1. In order to provide some degree of flexibility to meet emergencies arising during each fiscal year in the expenditures for the state distributive school account in the state general fund and for operation and maintenance of the various departments, institutions and agencies of the executive department of the state government, the chief, with the approval in writing of the governor, may require the state controller or the head of each such department, institution or agency to set aside a reserve in such amount as the chief may determine, out of the total amount appropriated or out of other funds available from any source whatever to the department, institution or agency.
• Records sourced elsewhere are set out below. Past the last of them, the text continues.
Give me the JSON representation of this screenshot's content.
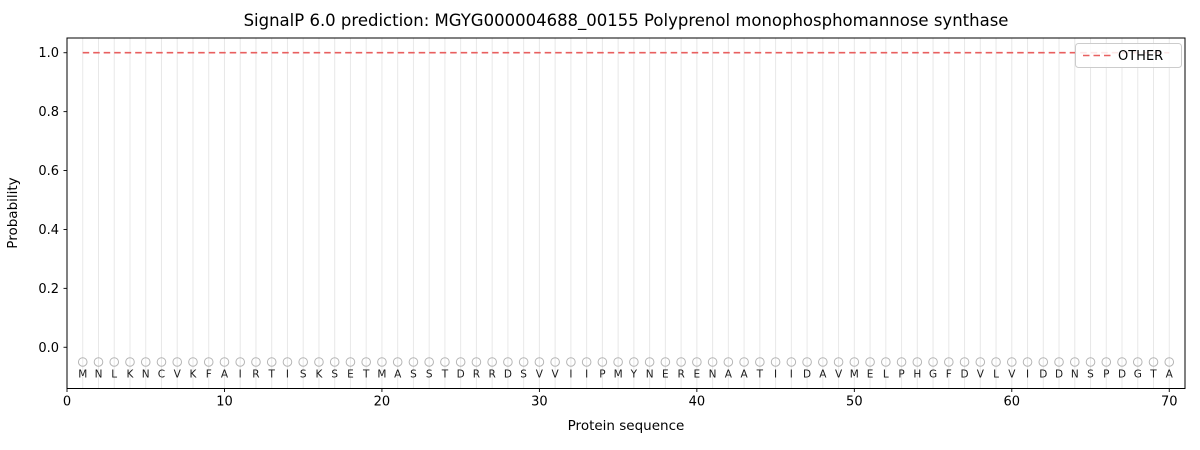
{
  "chart_data": {
    "type": "line",
    "title": "SignalP 6.0 prediction: MGYG000004688_00155 Polyprenol monophosphomannose synthase",
    "xlabel": "Protein sequence",
    "ylabel": "Probability",
    "xlim": [
      0,
      71
    ],
    "ylim": [
      -0.14,
      1.05
    ],
    "x_ticks": [
      0,
      10,
      20,
      30,
      40,
      50,
      60,
      70
    ],
    "y_ticks": [
      0.0,
      0.2,
      0.4,
      0.6,
      0.8,
      1.0
    ],
    "grid": {
      "show": true,
      "axis": "x",
      "per_residue": true,
      "color": "#e8e8e8"
    },
    "legend": [
      {
        "label": "OTHER",
        "color": "#e85f5f",
        "linestyle": "dashed",
        "location": "upper right"
      }
    ],
    "sequence": "MNLKNCVKFAIRTISKSETMASSTDRRDSVVIIPMYNERENAATIIDAVMELPHGFDVLVIDDNSPDGTA",
    "markers": {
      "shape": "open-circle",
      "y": -0.05,
      "color": "#b5b5b5"
    },
    "series": [
      {
        "name": "OTHER",
        "color": "#e85f5f",
        "linestyle": "dashed",
        "x_start": 1,
        "values": [
          1.0,
          1.0,
          1.0,
          1.0,
          1.0,
          1.0,
          1.0,
          1.0,
          1.0,
          1.0,
          1.0,
          1.0,
          1.0,
          1.0,
          1.0,
          1.0,
          1.0,
          1.0,
          1.0,
          1.0,
          1.0,
          1.0,
          1.0,
          1.0,
          1.0,
          1.0,
          1.0,
          1.0,
          1.0,
          1.0,
          1.0,
          1.0,
          1.0,
          1.0,
          1.0,
          1.0,
          1.0,
          1.0,
          1.0,
          1.0,
          1.0,
          1.0,
          1.0,
          1.0,
          1.0,
          1.0,
          1.0,
          1.0,
          1.0,
          1.0,
          1.0,
          1.0,
          1.0,
          1.0,
          1.0,
          1.0,
          1.0,
          1.0,
          1.0,
          1.0,
          1.0,
          1.0,
          1.0,
          1.0,
          1.0,
          1.0,
          1.0,
          1.0,
          1.0,
          1.0
        ]
      }
    ]
  }
}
2. At any time during the fiscal year this reserve or any portion of it may be returned to the appropriation or other fund to which it belongs and may be added to any one or more of the allotments, if the chief so orders in writing.
This statute authorizes "the chief" of the Budget Division of the Department of Administration, with the approval of the governor, to require the controller of the heads of various agencies within the executive branch of government to set aside reserves to meet emergencies. We cannot conclude, however, that the legislature intended, when it enacted this statute, to endow the chief of the Budget Division of the Department of Administration or the governor with power to invalidate the acts of the legislature. Nor did the legislature intend NRS 353.225(2) to be construed as an authorization for a blanket executive repeal of a pay raise enacted by it. The provision was instead intended to provide a means for the executive and the individual agencies to provide flexibility to meet emergencies by utilizing available monies from the various budgets to fund a reserve for use at a later date. We conclude that this statute, at best, is irrelevant to this case. Accordingly, we decline to consider the constitutional challenges to the statute.
The governor and the board of examiners have no constitutional or statutory authority to defer the salary increases enacted by the legislature. Thus, the action of the board taken on September 26, 1991, was a nullity, and the state controller has an absolute duty to issue his warrants pursuant to the legislative mandate. A writ of mandamus may issue to compel the performance of an act which the law especially enjoins as a duty resulting from an office, trust or station and where there is no plain, speedy and adequate remedy at law. See NRS 34.160; Choose Life Campaign `90' v. Del Papa, 106 Nev. 802, 801 P.2d 1384 (1990). Accordingly, we grant this petition.
The Honorable Steven R. Kosach, Judge of the Second Judicial District Court, was designated by the Governor to sit in place of THE HONORABLE ROBERT E. ROSE, Justice. Nev. Const. art. 6, § 4.